I've been following Brad Bird's live-action 1906 film project since it was first announced, but it seems like one of those films that unfortunately may never going to happen. He's been talking about it for years, but it's never gone beyond anything but talk. At one point the movie was said to be dead. But, if you recall, Steven Spielberg's Lincoln film project was in the pipeline for several years, and now it's finally actually being made which is great! So there's still hope for 1906.
The film will tell the story about the great earthquake that hit the city of San Francisco in 1906 and absolutely demolished the city beyond all recognition. The film is based on the novel by James Dalessandro. This was supposed to have been his first live-action film, but now that he's directing Mission: Impossible - Ghost Protocol, 1906 could potentially be his second.
In a recently interview Bird confirmed that his 1906 movie is not dead, and that he's still working on developing it. Of course It doesn't look like it will happen anytime soon. At one point in the interview Bird was asked if 1906 might be his next project, after Ghost Protocol... Here's what he had to say,
I don’t know. It’s all about getting the story to work, and the canvas is so big on it that it’s easy to bust down its movie-sized walls and go rampaging throughout the countryside. The problem has always been scaling it and containing it in a movie-sized length. It’s really a movie that wants to be a miniseries. But if you did it as a miniseries, then you’d have to do it for the small screen, and the story demands to be told on a big screen. So we’re still working on it.
Big screen, small screen, I don't care how the story is told as long as it gets told. This would be such a great movie to watch. Hopefully it happens sooner rather than later.
Here's the description of the novel that the film would be based on,
James Dalessandro's "riveting account of corruption, greed, and murder in the City by the Bay" Set during the great San Francisco earthquake and fire, this page-turning historical novel reveals recently uncovered facts that forever change our understanding of what really happened.

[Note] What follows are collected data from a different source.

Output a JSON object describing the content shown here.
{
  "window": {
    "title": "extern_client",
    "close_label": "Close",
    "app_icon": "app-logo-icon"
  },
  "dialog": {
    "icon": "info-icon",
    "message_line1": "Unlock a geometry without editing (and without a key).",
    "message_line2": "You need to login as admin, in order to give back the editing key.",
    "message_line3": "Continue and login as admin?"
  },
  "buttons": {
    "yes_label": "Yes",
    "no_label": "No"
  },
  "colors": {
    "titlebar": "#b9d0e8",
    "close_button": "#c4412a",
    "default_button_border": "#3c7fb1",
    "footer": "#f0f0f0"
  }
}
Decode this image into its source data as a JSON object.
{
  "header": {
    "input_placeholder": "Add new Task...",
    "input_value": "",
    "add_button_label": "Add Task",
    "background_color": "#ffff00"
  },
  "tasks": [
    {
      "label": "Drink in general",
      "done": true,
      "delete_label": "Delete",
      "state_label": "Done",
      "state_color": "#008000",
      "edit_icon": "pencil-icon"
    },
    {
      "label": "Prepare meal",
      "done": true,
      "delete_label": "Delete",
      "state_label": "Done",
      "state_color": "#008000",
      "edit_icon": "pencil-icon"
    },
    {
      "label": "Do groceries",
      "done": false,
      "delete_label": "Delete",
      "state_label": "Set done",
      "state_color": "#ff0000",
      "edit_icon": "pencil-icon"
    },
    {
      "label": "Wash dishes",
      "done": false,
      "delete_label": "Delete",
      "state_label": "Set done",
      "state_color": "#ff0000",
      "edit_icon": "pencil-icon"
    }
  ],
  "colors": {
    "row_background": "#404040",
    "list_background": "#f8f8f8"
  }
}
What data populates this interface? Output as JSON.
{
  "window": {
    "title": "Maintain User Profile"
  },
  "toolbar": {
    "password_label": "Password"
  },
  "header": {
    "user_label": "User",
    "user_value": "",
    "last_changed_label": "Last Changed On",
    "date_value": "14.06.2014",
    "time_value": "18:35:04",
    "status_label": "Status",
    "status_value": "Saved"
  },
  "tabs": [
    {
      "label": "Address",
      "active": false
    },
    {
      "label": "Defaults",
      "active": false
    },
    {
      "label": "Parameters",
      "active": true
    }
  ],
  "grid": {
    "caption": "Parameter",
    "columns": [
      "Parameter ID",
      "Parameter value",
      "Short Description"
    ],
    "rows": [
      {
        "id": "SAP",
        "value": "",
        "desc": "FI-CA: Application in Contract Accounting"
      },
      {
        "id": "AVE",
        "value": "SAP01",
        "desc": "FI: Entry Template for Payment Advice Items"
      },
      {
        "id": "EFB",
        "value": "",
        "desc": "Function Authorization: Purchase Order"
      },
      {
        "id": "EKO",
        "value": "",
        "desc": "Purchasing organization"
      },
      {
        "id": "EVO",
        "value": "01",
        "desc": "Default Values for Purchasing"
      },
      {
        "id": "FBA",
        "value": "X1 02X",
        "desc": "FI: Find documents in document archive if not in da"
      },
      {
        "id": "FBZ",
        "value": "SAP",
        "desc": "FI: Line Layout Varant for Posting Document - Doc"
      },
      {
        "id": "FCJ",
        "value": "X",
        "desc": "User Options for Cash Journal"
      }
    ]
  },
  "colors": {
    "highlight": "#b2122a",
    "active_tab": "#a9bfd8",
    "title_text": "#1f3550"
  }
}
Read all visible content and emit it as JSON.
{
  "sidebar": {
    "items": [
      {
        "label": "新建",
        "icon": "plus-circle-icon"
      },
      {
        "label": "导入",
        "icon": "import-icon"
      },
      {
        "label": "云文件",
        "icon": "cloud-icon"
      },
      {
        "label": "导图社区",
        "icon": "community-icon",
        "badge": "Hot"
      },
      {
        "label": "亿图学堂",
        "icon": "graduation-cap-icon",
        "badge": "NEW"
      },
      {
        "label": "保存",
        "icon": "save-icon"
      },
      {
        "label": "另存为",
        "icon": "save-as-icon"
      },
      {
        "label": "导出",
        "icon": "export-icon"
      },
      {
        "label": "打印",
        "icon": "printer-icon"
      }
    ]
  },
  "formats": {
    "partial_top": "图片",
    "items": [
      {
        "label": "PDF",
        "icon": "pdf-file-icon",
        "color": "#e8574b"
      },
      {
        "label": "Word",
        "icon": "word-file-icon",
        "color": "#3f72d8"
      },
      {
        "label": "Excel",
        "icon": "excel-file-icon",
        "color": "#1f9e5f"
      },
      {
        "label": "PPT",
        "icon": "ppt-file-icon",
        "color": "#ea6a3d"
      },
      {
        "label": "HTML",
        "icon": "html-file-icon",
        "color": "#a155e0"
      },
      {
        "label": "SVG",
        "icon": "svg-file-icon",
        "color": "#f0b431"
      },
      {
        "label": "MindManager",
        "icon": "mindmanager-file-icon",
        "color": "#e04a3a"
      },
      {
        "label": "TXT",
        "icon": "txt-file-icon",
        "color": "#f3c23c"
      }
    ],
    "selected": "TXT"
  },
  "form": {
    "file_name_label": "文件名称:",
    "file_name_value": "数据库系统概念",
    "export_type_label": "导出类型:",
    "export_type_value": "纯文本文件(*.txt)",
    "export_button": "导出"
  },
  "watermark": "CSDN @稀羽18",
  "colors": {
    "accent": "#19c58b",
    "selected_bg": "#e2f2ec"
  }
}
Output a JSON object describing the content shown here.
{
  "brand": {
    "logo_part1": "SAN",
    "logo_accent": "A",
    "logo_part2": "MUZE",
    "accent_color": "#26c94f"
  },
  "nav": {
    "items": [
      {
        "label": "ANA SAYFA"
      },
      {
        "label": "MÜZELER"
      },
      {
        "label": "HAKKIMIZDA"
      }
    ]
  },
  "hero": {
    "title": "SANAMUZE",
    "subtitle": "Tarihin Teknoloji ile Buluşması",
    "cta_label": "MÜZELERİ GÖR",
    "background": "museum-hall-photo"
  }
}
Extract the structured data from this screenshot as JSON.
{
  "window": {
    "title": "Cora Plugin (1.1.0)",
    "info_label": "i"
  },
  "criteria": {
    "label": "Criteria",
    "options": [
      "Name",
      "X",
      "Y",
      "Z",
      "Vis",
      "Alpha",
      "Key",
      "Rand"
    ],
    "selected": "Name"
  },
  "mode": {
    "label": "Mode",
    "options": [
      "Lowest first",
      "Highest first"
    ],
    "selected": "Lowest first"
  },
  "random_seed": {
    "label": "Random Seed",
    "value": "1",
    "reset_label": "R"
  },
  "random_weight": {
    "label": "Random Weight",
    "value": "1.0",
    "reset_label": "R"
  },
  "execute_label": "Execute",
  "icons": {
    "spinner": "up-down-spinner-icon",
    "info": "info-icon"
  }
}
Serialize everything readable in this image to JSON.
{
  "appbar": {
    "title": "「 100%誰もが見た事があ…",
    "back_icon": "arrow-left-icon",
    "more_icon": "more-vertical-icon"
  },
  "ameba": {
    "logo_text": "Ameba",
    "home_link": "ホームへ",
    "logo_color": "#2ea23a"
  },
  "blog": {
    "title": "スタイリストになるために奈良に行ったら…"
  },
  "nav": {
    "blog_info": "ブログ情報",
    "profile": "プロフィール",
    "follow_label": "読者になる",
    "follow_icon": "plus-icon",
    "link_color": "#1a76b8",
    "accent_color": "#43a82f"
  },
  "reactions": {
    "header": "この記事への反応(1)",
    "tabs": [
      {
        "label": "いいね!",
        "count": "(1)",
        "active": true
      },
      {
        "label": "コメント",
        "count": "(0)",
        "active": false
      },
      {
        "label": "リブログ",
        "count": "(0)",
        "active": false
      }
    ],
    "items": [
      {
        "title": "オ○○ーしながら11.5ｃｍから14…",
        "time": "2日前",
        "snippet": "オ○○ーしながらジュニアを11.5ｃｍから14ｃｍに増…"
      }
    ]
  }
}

Narrated by a feisty young reporter, Annalisa Passarelli, the novel paints a vivid picture of the Post-Victorian city, from the mansions of Nob Hill to the underbelly of the Barbary Coast to the arrival of tenor Enrico Caruso and the Metropolitan Opera. Central to the story is the ongoing battle fought even as the city burns that pits incompetent and unscrupulous politicians against a coalition of honest police officers, newspaper editors, citizens, and a lone federal prosecutor. James Dalessandro weaves unforgettable characters and actual events into a compelling epic.